8 Responses leave one →
  1. Paul Gibbons permalink
    July 20, 2014

    Very nice bit of debunking for a Sunday morning. The author seems to have read his Richard Feynman (Cargo Cult Science) which is refreshing.

    People mistake differences in career-stage (millenials versus GenX) for differences in values – who does not have a different attitude to work at 30, 40 and 50?

    Nice to see Gladwell get a bit of a poke also.

    I’m authoring a book called The Science of Organizational Change that does a fair bit of debunking of this sort – perhaps this is a new meme?

  2. July 20, 2014

    Excellent post. I too believe that all the conjecture about nature of genx v geny v genz etc is mostly interesting fodder for the internet, to help people make unfounded judgements. Learned behavior, however, does vary through the generations. How strange to think that we went through childhood without cellphones when now they have opened lines of communication even to those looking for cargo planes.

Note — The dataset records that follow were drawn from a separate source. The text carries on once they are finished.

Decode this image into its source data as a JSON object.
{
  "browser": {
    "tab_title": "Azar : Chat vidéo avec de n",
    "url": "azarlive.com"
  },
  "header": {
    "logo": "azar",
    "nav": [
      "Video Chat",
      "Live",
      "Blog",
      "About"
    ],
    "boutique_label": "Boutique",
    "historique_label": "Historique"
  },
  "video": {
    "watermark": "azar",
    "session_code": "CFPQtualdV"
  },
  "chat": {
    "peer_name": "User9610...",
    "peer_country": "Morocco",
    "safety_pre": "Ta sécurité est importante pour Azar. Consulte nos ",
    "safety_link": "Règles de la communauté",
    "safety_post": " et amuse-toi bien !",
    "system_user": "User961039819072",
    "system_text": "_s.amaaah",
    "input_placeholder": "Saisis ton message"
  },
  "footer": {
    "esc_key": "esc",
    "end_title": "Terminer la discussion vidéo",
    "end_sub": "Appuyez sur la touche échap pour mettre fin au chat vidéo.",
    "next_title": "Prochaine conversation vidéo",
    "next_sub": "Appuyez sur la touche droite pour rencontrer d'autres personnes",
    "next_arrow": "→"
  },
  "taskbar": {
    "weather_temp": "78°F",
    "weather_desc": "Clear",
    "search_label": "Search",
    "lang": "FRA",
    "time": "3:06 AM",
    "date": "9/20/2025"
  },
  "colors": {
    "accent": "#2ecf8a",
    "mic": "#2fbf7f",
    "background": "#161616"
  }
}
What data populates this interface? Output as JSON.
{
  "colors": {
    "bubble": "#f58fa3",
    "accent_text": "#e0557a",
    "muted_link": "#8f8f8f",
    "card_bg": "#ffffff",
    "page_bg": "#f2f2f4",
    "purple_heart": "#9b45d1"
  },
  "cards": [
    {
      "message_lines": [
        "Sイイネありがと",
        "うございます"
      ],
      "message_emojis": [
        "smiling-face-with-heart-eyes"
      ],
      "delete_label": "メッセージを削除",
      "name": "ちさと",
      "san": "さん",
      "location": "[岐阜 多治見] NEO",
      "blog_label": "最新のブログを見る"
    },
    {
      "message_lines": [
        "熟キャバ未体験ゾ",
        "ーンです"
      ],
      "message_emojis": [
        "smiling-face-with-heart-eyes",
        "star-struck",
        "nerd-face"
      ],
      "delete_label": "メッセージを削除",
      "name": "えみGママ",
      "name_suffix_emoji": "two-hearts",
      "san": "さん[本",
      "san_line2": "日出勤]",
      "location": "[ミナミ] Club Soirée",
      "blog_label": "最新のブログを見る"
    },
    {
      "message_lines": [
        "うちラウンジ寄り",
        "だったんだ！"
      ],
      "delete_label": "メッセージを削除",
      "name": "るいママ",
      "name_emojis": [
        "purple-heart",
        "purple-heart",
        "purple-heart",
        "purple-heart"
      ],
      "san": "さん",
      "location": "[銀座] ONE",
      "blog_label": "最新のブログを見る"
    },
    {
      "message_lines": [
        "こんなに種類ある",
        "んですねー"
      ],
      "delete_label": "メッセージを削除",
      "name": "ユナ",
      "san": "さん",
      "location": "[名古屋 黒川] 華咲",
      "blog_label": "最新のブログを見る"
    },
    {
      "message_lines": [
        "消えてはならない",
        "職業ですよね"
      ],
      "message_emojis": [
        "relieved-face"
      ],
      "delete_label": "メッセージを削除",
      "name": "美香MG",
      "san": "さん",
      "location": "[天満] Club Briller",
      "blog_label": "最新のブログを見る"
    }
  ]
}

    You are right on about the prevalence of unicorns. How much easier to make a weak causal argument to work people into a frenzy. What we’ve seen over time is that poor conclusions can generate lucrative markets of the misinformed.

    It’s quite interesting to look at the effects of things that have changed so much, like communication, given a backdrop of things that haven’t changed much, like human nature.

  3. July 20, 2014

    Thanks Paul. Good luck on your book!

    – Greg

  4. July 20, 2014

    I think that’s very true, Frank. Certainly the experience of every generation is different and technology brings some skills to the fore, while it makes other skills irrelevant. That makes younger generations good early warning systems. I wrote about this in an earlier post. You can find it here: https://digitaltonto.com/2013/how-technology-is-transforming-our-brains/

    However, that’s true of every generation and I don’t see how this one differs in any significant way. Rather than lionizing Millennials, we should be focusing on skills themselves. How will the younger generations have to prepare differently today than we did? That, I think is a more interesting and useful question. I ‘ll have a post up about it soon.

    – Greg

  5. July 20, 2014

    That is an interesting and useful question. A more personally interesting and useful question is “how have the younger generation prepared so that I may become irrelevant?”

    Thanks for the link and I always look forward to new posts.

  6. July 31, 2014

    Great post – and very apposite in this era of the cargo cult of ‘big data’.

  7. July 31, 2014

    Thanks Sandra.

    – Greg

  8. July 27, 2019

    Generation Y comes after Generation X, then Millenials.